U.S. Supreme Court Rules On Disability Benefits Calculation

U.S. Supreme Court Rules On Disability Benefits Calculation

WASHINGTON, D.C. - (Mealey's) An injured maritime worker's compensation is based on the rate at the time he or she becomes disabled regardless of when a compensation order is issued, a split U.S. Supreme Court ruled March 20 (Dana Roberts v. Sea-Land Services, Inc., et al., No. 10-1399, U.S. Sup.). 

(Opinion. Document #73-120413-006Z.)

 

Dana Roberts slipped and fell on a patch of ice on Feb. 24, 2002, while working as a gatehouse dispatcher in Dutch Harbor, Alaska, for Sea-Land Services Inc.  He injured his neck and shoulder and did not return to work. 

Sea-Land voluntarily paid Roberts benefits absent a compensation order until fiscal year 2005.  When Sea-Land stopped the payments, Roberts filed a Longshore and Harbor Workers' Compensation Act (LHWCA) claim.  In fiscal year 2007, an administrative law judge (ALJ) awarded Roberts benefits at the statutory maximum rate of $966.08 per week.  This amount was twice the national average weekly wage for fiscal year 2002, the year when Roberts became disabled.   

Roberts moved for reconsideration, arguing that the "applicable" national average weekly wage was the figure for fiscal year 2007, the fiscal year when he was "newly awarded compensation" by the ALJ's order.  The latter figure would have entitled Roberts to $1,114.44 per week.  The ALJ denied reconsideration, and the Department of Labor's Benefits Review Board affirmed.  Roberts then appealed to the Ninth Circuit U.S. Court of Appeals. 

The Ninth Circuit held that an employee "is 'newly awarded compensation' . . . when he first becomes entitled to compensation."  Roberts then petitioned the U.S. Supreme Court. 

Upholding the appellate panel's ruling, the Supreme Court majority opined that "[u]sing the national average weekly wage for the fiscal year in which an employee becomes disabled coheres with the LHWCA's administrative structure."  It also "avoids disparate treatment of similarly situated employees.  Under Roberts' reading, two employees who earn the same salary and suffer the same injury on the same day could be entitled to different rates of compensation based on the happenstance of their obtaining orders in different fiscal years.  We can imagine no reason why Congress would have intended by choosing the words 'newly awarded compensation,' to differentiate between employees based on such an arbitrary criterion," Justice Sonia Sotomayor wrote for the majority. 

Finally, the majority held, using the average weekly wage for the fiscal year in which the injury occurs "discourages gamesmanship in the claims process.  If the fiscal year in which an order issues were to determine the cap, the fact that the national average weekly wage typically rises every year with inflation . . . would become unduly significant.  Every employee affected by the cap would seek the entry of a compensation order in a later fiscal year." 

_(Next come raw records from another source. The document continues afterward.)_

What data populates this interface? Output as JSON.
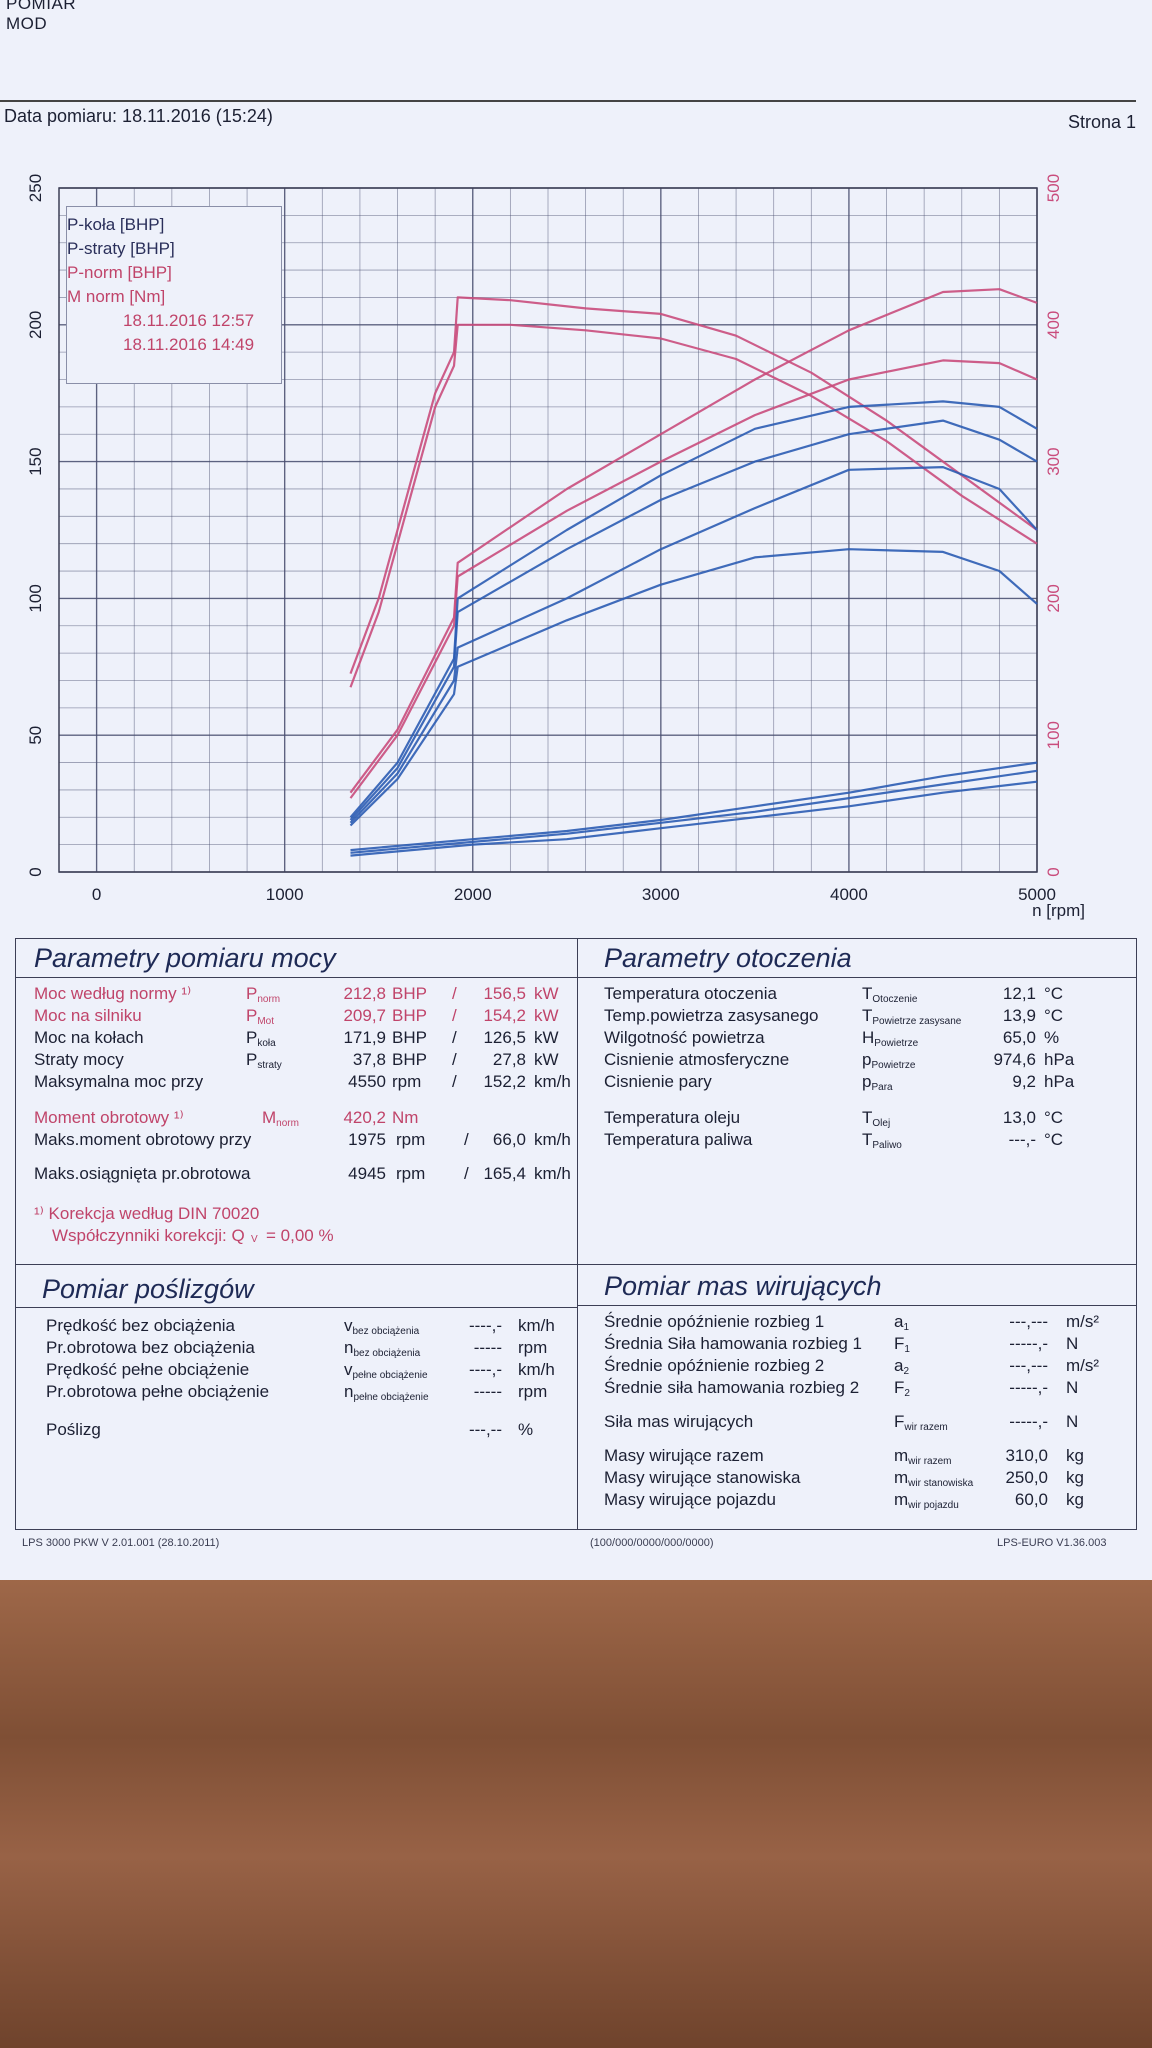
{
  "header": {
    "top_lines": [
      "POMIAR",
      "MOD"
    ],
    "date_label": "Data pomiaru: 18.11.2016 (15:24)",
    "page_label": "Strona 1"
  },
  "legend": {
    "items": [
      "P-koła [BHP]",
      "P-straty [BHP]",
      "P-norm [BHP]",
      "M norm [Nm]"
    ],
    "runs": [
      "18.11.2016 12:57",
      "18.11.2016 14:49"
    ]
  },
  "chart_data": {
    "type": "line",
    "xlabel": "n [rpm]",
    "xlim": [
      -200,
      5000
    ],
    "ylim_left": [
      0,
      250
    ],
    "ylim_right": [
      0,
      500
    ],
    "x_ticks": [
      0,
      1000,
      2000,
      3000,
      4000,
      5000
    ],
    "y_ticks_left": [
      0,
      50,
      100,
      150,
      200,
      250
    ],
    "y_ticks_right": [
      0,
      100,
      200,
      300,
      400,
      500
    ],
    "colors": {
      "blue": "#2b5cb2",
      "pink": "#c94c7c",
      "grid": "#4a4f70"
    },
    "series": [
      {
        "axis": "right",
        "color": "pink",
        "x": [
          1350,
          1500,
          1650,
          1800,
          1900,
          1920,
          2200,
          2600,
          3000,
          3400,
          3800,
          4200,
          4600,
          5000
        ],
        "values": [
          145,
          200,
          275,
          350,
          380,
          420,
          418,
          412,
          408,
          392,
          365,
          330,
          290,
          250
        ]
      },
      {
        "axis": "right",
        "color": "pink",
        "x": [
          1350,
          1500,
          1650,
          1800,
          1900,
          1920,
          2200,
          2600,
          3000,
          3400,
          3800,
          4200,
          4600,
          5000
        ],
        "values": [
          135,
          190,
          265,
          340,
          370,
          400,
          400,
          396,
          390,
          375,
          348,
          315,
          275,
          240
        ]
      },
      {
        "axis": "left",
        "color": "pink",
        "x": [
          1350,
          1600,
          1900,
          1920,
          2500,
          3000,
          3500,
          4000,
          4500,
          4800,
          5000
        ],
        "values": [
          29,
          52,
          93,
          113,
          140,
          160,
          180,
          198,
          212,
          213,
          208
        ]
      },
      {
        "axis": "left",
        "color": "pink",
        "x": [
          1350,
          1600,
          1900,
          1920,
          2500,
          3000,
          3500,
          4000,
          4500,
          4800,
          5000
        ],
        "values": [
          27,
          50,
          90,
          108,
          132,
          150,
          167,
          180,
          187,
          186,
          180
        ]
      },
      {
        "axis": "left",
        "color": "blue",
        "x": [
          1350,
          1600,
          1900,
          1920,
          2500,
          3000,
          3500,
          4000,
          4500,
          4800,
          5000
        ],
        "values": [
          20,
          40,
          78,
          100,
          125,
          145,
          162,
          170,
          172,
          170,
          162
        ]
      },
      {
        "axis": "left",
        "color": "blue",
        "x": [
          1350,
          1600,
          1900,
          1920,
          2500,
          3000,
          3500,
          4000,
          4500,
          4800,
          5000
        ],
        "values": [
          19,
          38,
          75,
          95,
          118,
          136,
          150,
          160,
          165,
          158,
          150
        ]
      },
      {
        "axis": "left",
        "color": "blue",
        "x": [
          1350,
          1600,
          1900,
          1920,
          2500,
          3000,
          3500,
          4000,
          4500,
          4800,
          5000
        ],
        "values": [
          18,
          36,
          70,
          82,
          100,
          118,
          133,
          147,
          148,
          140,
          125
        ]
      },
      {
        "axis": "left",
        "color": "blue",
        "x": [
          1350,
          1600,
          1900,
          1920,
          2500,
          3000,
          3500,
          4000,
          4500,
          4800,
          5000
        ],
        "values": [
          17,
          34,
          65,
          75,
          92,
          105,
          115,
          118,
          117,
          110,
          98
        ]
      },
      {
        "axis": "left",
        "color": "blue",
        "x": [
          1350,
          2000,
          2500,
          3000,
          3500,
          4000,
          4500,
          5000
        ],
        "values": [
          8,
          12,
          15,
          19,
          24,
          29,
          35,
          40
        ]
      },
      {
        "axis": "left",
        "color": "blue",
        "x": [
          1350,
          2000,
          2500,
          3000,
          3500,
          4000,
          4500,
          5000
        ],
        "values": [
          7,
          11,
          14,
          18,
          22,
          27,
          32,
          37
        ]
      },
      {
        "axis": "left",
        "color": "blue",
        "x": [
          1350,
          2000,
          2500,
          3000,
          3500,
          4000,
          4500,
          5000
        ],
        "values": [
          6,
          10,
          12,
          16,
          20,
          24,
          29,
          33
        ]
      }
    ]
  },
  "power": {
    "title": "Parametry pomiaru mocy",
    "rows": [
      {
        "label": "Moc według normy ¹⁾",
        "sym": "P",
        "sub": "norm",
        "v1": "212,8",
        "u1": "BHP",
        "sep": "/",
        "v2": "156,5",
        "u2": "kW"
      },
      {
        "label": "Moc na silniku",
        "sym": "P",
        "sub": "Mot",
        "v1": "209,7",
        "u1": "BHP",
        "sep": "/",
        "v2": "154,2",
        "u2": "kW"
      },
      {
        "label": "Moc na kołach",
        "sym": "P",
        "sub": "koła",
        "v1": "171,9",
        "u1": "BHP",
        "sep": "/",
        "v2": "126,5",
        "u2": "kW"
      },
      {
        "label": "Straty mocy",
        "sym": "P",
        "sub": "straty",
        "v1": "37,8",
        "u1": "BHP",
        "sep": "/",
        "v2": "27,8",
        "u2": "kW"
      },
      {
        "label": "Maksymalna moc przy",
        "sym": "",
        "sub": "",
        "v1": "4550",
        "u1": "rpm",
        "sep": "/",
        "v2": "152,2",
        "u2": "km/h"
      }
    ],
    "torque": {
      "label": "Moment obrotowy ¹⁾",
      "sym": "M",
      "sub": "norm",
      "v1": "420,2",
      "u1": "Nm"
    },
    "torque_at": {
      "label": "Maks.moment obrotowy przy",
      "v1": "1975",
      "u1": "rpm",
      "sep": "/",
      "v2": "66,0",
      "u2": "km/h"
    },
    "max_rpm": {
      "label": "Maks.osiągnięta pr.obrotowa",
      "v1": "4945",
      "u1": "rpm",
      "sep": "/",
      "v2": "165,4",
      "u2": "km/h"
    },
    "correction": "¹⁾ Korekcja według DIN 70020",
    "factor_label": "Współczynniki korekcji: Q",
    "factor_sub": "V",
    "factor_value": "=   0,00 %"
  },
  "ambient": {
    "title": "Parametry otoczenia",
    "rows": [
      {
        "label": "Temperatura otoczenia",
        "sym": "T",
        "sub": "Otoczenie",
        "val": "12,1",
        "unit": "°C"
      },
      {
        "label": "Temp.powietrza zasysanego",
        "sym": "T",
        "sub": "Powietrze zasysane",
        "val": "13,9",
        "unit": "°C"
      },
      {
        "label": "Wilgotność powietrza",
        "sym": "H",
        "sub": "Powietrze",
        "val": "65,0",
        "unit": "%"
      },
      {
        "label": "Cisnienie atmosferyczne",
        "sym": "p",
        "sub": "Powietrze",
        "val": "974,6",
        "unit": "hPa"
      },
      {
        "label": "Cisnienie pary",
        "sym": "p",
        "sub": "Para",
        "val": "9,2",
        "unit": "hPa"
      },
      {
        "label": "Temperatura oleju",
        "sym": "T",
        "sub": "Olej",
        "val": "13,0",
        "unit": "°C"
      },
      {
        "label": "Temperatura paliwa",
        "sym": "T",
        "sub": "Paliwo",
        "val": "---,-",
        "unit": "°C"
      }
    ]
  },
  "slip": {
    "title": "Pomiar poślizgów",
    "rows": [
      {
        "label": "Prędkość bez obciążenia",
        "sym": "v",
        "sub": "bez obciążenia",
        "val": "----,-",
        "unit": "km/h"
      },
      {
        "label": "Pr.obrotowa bez obciążenia",
        "sym": "n",
        "sub": "bez obciążenia",
        "val": "-----",
        "unit": "rpm"
      },
      {
        "label": "Prędkość pełne obciążenie",
        "sym": "v",
        "sub": "pełne obciążenie",
        "val": "----,-",
        "unit": "km/h"
      },
      {
        "label": "Pr.obrotowa pełne obciążenie",
        "sym": "n",
        "sub": "pełne obciążenie",
        "val": "-----",
        "unit": "rpm"
      },
      {
        "label": "Poślizg",
        "sym": "",
        "sub": "",
        "val": "---,--",
        "unit": "%"
      }
    ]
  },
  "masses": {
    "title": "Pomiar mas wirujących",
    "rows": [
      {
        "label": "Średnie opóźnienie rozbieg 1",
        "sym": "a",
        "sub": "1",
        "val": "---,---",
        "unit": "m/s²"
      },
      {
        "label": "Średnia Siła hamowania rozbieg 1",
        "sym": "F",
        "sub": "1",
        "val": "-----,-",
        "unit": "N"
      },
      {
        "label": "Średnie opóźnienie rozbieg 2",
        "sym": "a",
        "sub": "2",
        "val": "---,---",
        "unit": "m/s²"
      },
      {
        "label": "Średnie siła hamowania rozbieg 2",
        "sym": "F",
        "sub": "2",
        "val": "-----,-",
        "unit": "N"
      },
      {
        "label": "Siła mas wirujących",
        "sym": "F",
        "sub": "wir razem",
        "val": "-----,-",
        "unit": "N"
      },
      {
        "label": "Masy wirujące razem",
        "sym": "m",
        "sub": "wir razem",
        "val": "310,0",
        "unit": "kg"
      },
      {
        "label": "Masy wirujące stanowiska",
        "sym": "m",
        "sub": "wir stanowiska",
        "val": "250,0",
        "unit": "kg"
      },
      {
        "label": "Masy wirujące pojazdu",
        "sym": "m",
        "sub": "wir pojazdu",
        "val": "60,0",
        "unit": "kg"
      }
    ]
  },
  "footer": {
    "left": "LPS 3000 PKW V 2.01.001 (28.10.2011)",
    "center": "(100/000/0000/000/0000)",
    "right": "LPS-EURO V1.36.003"
  }
}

Chief Justice John G. Roberts Jr. and Justices Antonin Scalia, Anthony M. Kennedy, Clarence Thomas, Stephen G. Breyer, Samuel Anthony Alito Jr. and Elena Kagan joined in the opinion. 

Justice Ruth Bader Ginsburg filed an opinion concurring in part and dissenting in part.  She agreed with the majority that Roberts' was incorrect in arguing that benefits must be based on the national weekly average the year an employee receives a formal compensation award.  However, Justice Ginsburg did not agree with the majority's conclusion that the rate should be established based on the year in which the employee becomes "statutorily entitled to compensation." 

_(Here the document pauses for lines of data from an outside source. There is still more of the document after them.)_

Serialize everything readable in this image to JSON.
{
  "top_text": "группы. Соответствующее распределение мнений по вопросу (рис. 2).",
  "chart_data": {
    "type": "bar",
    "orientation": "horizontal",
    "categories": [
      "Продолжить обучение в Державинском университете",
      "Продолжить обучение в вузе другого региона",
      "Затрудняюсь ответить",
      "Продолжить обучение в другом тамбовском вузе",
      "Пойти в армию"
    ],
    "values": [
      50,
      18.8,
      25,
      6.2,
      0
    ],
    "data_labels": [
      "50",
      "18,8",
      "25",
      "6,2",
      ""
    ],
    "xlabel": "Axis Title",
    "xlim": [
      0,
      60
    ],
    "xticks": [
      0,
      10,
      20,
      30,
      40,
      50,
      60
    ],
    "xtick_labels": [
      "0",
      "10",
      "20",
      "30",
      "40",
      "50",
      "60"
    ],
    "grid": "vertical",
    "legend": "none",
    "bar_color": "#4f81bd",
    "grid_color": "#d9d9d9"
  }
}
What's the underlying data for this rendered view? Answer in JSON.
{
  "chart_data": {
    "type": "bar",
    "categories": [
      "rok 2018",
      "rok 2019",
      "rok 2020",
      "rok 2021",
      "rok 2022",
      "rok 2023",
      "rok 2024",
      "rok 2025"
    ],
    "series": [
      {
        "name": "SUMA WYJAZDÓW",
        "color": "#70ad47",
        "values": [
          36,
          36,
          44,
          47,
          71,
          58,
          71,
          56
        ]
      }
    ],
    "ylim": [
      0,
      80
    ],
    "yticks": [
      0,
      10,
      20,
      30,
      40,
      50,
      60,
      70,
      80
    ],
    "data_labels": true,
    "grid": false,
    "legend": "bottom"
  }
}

Instead, she opined, "I would hold that an injured worker is 'newly awarded compensation' when (1) the employer voluntarily undertakes to pay benefits to the employee, or (2) an administrative law judge (ALJ), the Benefits Review Board (BRB), or a reviewing court orders the employer to pay such benefits." 

Joshua T. Gillelan II of Longshore Claimants' National Law Center in Washington represents Roberts.  Carter G. Phillips of Sidley Austin in Washington, Frank B. Hugg of Oakland, Calif., and Solicitor General Donald B. Verrilli Jr. and Assistant to the Solicitor General Joseph R. Palmore, both in Washington, represent the defendants.